—Je les veux plus près encore!…
—Regardons-nous longtemps, Lucile…
Après le regard où longtemps ils se redisent, leur union douce et merveilleuse, Jean continue:
—N'est-il pas vrai que nous ne sommes jamais loin l'un de l'autre?…
—Tu ne regretter rien, mon Jean béni? dit-elle, avec tant de gratitude, qu'il en a le coeur bien faible d'ivresse.

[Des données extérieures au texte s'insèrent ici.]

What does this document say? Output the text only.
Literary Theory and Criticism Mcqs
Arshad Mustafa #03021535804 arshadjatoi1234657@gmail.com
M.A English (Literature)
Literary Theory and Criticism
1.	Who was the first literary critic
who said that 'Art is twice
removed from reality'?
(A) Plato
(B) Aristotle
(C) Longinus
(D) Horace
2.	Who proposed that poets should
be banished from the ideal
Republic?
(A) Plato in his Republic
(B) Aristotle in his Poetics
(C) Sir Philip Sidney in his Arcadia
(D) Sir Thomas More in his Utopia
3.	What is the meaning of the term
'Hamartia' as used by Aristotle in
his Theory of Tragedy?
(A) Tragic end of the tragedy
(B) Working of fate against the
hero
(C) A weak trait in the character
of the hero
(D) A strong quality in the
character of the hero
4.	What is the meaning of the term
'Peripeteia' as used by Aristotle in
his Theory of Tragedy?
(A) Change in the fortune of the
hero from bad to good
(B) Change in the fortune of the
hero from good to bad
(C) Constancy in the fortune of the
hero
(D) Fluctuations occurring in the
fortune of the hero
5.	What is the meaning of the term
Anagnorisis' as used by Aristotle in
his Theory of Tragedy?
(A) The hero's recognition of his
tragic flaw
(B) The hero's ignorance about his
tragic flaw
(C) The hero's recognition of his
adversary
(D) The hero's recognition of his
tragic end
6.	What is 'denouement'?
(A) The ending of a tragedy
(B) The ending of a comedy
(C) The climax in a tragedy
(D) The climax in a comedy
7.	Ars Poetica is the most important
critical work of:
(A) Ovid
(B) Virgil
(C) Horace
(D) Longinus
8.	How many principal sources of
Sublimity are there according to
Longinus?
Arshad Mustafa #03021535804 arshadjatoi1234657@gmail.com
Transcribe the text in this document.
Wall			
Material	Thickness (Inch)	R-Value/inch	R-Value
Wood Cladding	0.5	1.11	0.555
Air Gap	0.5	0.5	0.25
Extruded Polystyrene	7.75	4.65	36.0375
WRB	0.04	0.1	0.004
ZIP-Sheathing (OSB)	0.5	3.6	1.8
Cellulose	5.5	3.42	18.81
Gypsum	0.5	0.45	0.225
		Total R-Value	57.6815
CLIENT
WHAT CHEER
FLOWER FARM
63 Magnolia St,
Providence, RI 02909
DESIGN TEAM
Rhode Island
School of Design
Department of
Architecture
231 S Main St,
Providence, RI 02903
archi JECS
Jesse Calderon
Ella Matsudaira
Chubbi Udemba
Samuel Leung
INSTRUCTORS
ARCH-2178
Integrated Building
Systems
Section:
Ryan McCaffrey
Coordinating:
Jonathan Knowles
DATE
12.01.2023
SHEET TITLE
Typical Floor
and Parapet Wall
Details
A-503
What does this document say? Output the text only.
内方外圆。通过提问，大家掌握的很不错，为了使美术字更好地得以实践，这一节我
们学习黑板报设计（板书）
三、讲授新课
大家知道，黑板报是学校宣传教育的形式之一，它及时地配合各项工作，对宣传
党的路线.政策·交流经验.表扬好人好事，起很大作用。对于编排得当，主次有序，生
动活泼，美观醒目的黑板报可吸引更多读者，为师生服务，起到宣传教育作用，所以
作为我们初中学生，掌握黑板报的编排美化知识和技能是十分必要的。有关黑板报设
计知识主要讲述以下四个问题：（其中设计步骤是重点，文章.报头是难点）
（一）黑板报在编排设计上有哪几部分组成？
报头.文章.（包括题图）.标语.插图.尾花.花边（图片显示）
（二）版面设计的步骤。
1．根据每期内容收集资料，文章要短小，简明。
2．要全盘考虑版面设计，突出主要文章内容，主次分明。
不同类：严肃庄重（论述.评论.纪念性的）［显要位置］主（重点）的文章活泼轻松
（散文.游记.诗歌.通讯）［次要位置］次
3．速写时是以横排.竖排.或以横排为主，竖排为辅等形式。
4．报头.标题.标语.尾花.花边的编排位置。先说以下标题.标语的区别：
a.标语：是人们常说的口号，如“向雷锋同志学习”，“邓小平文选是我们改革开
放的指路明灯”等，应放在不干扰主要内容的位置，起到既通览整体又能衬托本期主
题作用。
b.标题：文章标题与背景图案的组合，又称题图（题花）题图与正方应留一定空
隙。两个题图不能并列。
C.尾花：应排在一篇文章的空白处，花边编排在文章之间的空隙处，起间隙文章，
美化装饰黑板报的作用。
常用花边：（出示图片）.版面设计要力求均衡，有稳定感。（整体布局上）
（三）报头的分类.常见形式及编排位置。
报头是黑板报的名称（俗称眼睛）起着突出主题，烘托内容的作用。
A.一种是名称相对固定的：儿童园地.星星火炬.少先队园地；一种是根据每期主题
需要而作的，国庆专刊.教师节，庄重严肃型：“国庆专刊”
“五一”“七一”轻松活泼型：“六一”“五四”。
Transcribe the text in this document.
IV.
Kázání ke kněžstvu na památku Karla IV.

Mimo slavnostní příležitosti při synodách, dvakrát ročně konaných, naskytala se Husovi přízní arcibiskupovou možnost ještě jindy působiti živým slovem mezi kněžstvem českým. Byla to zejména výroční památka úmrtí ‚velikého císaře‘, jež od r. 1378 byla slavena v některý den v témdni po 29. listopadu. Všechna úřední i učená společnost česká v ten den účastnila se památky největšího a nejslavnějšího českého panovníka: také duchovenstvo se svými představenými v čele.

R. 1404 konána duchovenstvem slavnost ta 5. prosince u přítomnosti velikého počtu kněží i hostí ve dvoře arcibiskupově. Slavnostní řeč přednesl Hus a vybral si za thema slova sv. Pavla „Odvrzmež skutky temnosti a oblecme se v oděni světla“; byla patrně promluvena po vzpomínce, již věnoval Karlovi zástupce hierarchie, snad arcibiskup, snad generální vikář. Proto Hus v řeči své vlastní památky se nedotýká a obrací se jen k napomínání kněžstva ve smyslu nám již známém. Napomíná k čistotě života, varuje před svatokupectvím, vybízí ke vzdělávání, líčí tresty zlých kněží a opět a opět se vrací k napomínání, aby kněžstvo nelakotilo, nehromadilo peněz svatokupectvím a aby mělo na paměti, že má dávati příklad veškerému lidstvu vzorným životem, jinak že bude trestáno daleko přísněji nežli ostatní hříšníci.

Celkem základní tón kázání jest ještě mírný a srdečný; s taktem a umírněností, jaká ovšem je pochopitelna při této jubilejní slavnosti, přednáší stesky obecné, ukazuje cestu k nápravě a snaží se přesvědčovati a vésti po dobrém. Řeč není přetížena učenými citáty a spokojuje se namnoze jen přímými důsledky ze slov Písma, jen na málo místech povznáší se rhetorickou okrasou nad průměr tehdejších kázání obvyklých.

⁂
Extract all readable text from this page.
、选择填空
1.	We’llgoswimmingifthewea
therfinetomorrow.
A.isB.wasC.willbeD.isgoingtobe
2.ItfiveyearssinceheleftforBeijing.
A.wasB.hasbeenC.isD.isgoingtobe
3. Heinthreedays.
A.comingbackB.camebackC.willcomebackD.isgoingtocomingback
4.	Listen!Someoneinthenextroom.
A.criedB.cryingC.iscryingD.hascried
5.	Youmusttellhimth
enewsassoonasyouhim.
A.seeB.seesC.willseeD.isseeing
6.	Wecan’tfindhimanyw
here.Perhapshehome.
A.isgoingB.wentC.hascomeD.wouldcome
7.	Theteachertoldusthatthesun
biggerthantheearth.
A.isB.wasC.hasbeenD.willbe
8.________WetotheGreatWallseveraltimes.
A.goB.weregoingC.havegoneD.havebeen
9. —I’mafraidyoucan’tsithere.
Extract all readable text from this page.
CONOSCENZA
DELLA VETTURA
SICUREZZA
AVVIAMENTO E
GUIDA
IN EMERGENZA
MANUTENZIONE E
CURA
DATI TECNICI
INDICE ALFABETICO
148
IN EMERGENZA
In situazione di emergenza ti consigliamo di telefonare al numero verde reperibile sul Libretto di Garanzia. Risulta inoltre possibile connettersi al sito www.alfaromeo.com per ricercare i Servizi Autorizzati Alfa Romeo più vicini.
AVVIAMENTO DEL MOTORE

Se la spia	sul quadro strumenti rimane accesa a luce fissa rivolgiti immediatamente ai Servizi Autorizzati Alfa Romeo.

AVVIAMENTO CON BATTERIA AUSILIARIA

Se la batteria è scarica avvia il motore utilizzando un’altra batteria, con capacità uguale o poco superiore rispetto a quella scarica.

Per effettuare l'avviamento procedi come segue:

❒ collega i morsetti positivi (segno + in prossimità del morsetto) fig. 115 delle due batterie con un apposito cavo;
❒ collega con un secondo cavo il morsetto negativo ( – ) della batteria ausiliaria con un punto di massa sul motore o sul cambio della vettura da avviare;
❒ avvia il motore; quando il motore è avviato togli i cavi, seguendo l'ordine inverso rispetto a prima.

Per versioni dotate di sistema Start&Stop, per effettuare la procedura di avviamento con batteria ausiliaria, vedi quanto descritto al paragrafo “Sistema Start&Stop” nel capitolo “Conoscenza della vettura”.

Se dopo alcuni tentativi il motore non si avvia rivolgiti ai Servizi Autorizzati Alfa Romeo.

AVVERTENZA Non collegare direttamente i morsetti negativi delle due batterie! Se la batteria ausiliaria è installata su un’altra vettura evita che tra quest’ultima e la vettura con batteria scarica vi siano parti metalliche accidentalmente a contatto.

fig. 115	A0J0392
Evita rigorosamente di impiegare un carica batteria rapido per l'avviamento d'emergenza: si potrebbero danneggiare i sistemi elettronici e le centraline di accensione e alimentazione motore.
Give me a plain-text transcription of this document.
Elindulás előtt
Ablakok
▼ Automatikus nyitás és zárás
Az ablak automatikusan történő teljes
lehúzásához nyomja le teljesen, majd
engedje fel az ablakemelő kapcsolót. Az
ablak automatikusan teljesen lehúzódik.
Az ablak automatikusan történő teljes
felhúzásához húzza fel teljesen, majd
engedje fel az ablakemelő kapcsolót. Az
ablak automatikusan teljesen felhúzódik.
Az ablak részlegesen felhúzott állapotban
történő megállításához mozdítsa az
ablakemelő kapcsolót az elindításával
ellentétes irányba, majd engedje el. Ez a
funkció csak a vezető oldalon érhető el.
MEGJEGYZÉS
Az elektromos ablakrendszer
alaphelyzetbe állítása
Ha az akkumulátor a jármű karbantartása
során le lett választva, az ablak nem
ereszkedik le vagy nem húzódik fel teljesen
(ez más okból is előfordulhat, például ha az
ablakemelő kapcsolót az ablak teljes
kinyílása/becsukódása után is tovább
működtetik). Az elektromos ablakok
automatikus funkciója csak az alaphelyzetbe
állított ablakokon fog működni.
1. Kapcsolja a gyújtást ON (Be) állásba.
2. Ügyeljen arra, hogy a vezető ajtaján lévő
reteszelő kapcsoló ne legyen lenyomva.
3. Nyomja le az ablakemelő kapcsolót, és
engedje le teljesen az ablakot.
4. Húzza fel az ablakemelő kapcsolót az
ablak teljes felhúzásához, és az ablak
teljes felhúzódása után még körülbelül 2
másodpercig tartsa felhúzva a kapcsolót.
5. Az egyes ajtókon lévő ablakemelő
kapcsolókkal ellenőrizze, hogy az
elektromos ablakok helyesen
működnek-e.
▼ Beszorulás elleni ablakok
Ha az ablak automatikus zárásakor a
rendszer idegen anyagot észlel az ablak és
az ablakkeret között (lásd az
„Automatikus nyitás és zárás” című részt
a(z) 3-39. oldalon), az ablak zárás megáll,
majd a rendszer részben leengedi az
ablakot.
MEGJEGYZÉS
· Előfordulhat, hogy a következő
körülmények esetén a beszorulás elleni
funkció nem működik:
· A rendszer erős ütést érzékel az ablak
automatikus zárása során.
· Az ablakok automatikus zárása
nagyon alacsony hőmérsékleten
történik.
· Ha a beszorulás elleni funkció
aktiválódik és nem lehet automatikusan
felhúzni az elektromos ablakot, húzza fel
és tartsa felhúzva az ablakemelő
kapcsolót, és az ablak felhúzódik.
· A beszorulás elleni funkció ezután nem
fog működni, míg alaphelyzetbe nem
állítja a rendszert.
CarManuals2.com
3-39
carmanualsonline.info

—Je t'aime! s'écrie-t-il, Je ne t'ai jamais aimée comme ce soir! Il me semble que tous les jours, dans l'avenir, je ne t'aurai jamais aimée autant qu'à ceux qui viendront. Rêvons ensemble, veux-tu? Comme tu avais tort d'être jalouse de la flamme! C'est elle que tu haïssais, n'est-ce pas? Regarde comme elle est chaleureuse, comme elle est tendre, comme elle est certaine! Elle enveloppe, elle illumine, elle inspire, elle chante! Ecoute les sons joyeux, la mélodie profonde. Tu l'entends, ma Lucile bien aimée? Mon langage est presque celui d'un enfant, mais il est grave et mystérieux comme le vrai bonheur. Comme elle est forte, comme elle est suave, la flamme de notre foyer! N'en sois pas jalouse, elle se réjouit de notre amour. Ecoute-la bien, c'est de nos âmes qu'elle tressaille. Plus je l'entends, plus j'écoute l'harmonie de ton âme. Et ton âme, n'est-ce pas la mienne? Sans la lumière si douce reçue de la tienne, qu'est-ce que la mienne serait devenue? Quand je contemple ainsi la flamme, ne sois pas jalouse, ma Lucile bénie, j'y vois tes grands yeux noirs s'éclairer ou s'approfondir… Je songe à leur franchise, à leur ardeur si bonne… N'est-ce pas ton âme qui m'a rendu brave et content de vivre? Comme je t'aime! Comme je suis heureux! Sans toi, je n'aurais jamais eu le courage d'aimer le peuple. Si je me dévoue, si je suis fort et si j'ai pitié, si je réchauffe des coeurs et ranime des volontés, si j'ajoute à ma race de la vie et de l'amour, si je sens croître en moi le désir et la puissance d'être utile, je le dois à la tendresse qui brûle au fond de tes beaux yeux noirs… Ne sois pas jalouse de la flamme, elle s'émeut de nos âmes, elle chante l'amour, le nôtre, celui de la race, de la patrie…
Lucile, à travers un sanglot, balbutie:
—Les bûches ne durent pas longtemps, mais la flamme vit toujours…
Des larmes aux yeux des époux jaillirent, ils ont cru entendre la flamme éveiller le premier cri de l'enfant qu'ils désirent… ……………………………………….
Une longue aspiration d'air soulève la poitrine de Gaspard Fontaine. Beaucoup de chagrin s'amasse en lui, l'oppresse, et bien des fois le coeur du vieillard ne peut tout le contenir, s'ouvre s'ouvre d'un grand soupir qui diminue la souffrance. On dirait, en effet, qu'il n'est plus le même, qu'en peu de mois il a faibli, qu'il est humilié, le fier parvenu, qu'il va s'écrouler bientôt, le robuste homme d'affaires. Comme il a les traits amincis par du songe et de la peine, comme il a le regard lointain, lourd de sagesse et de repentir!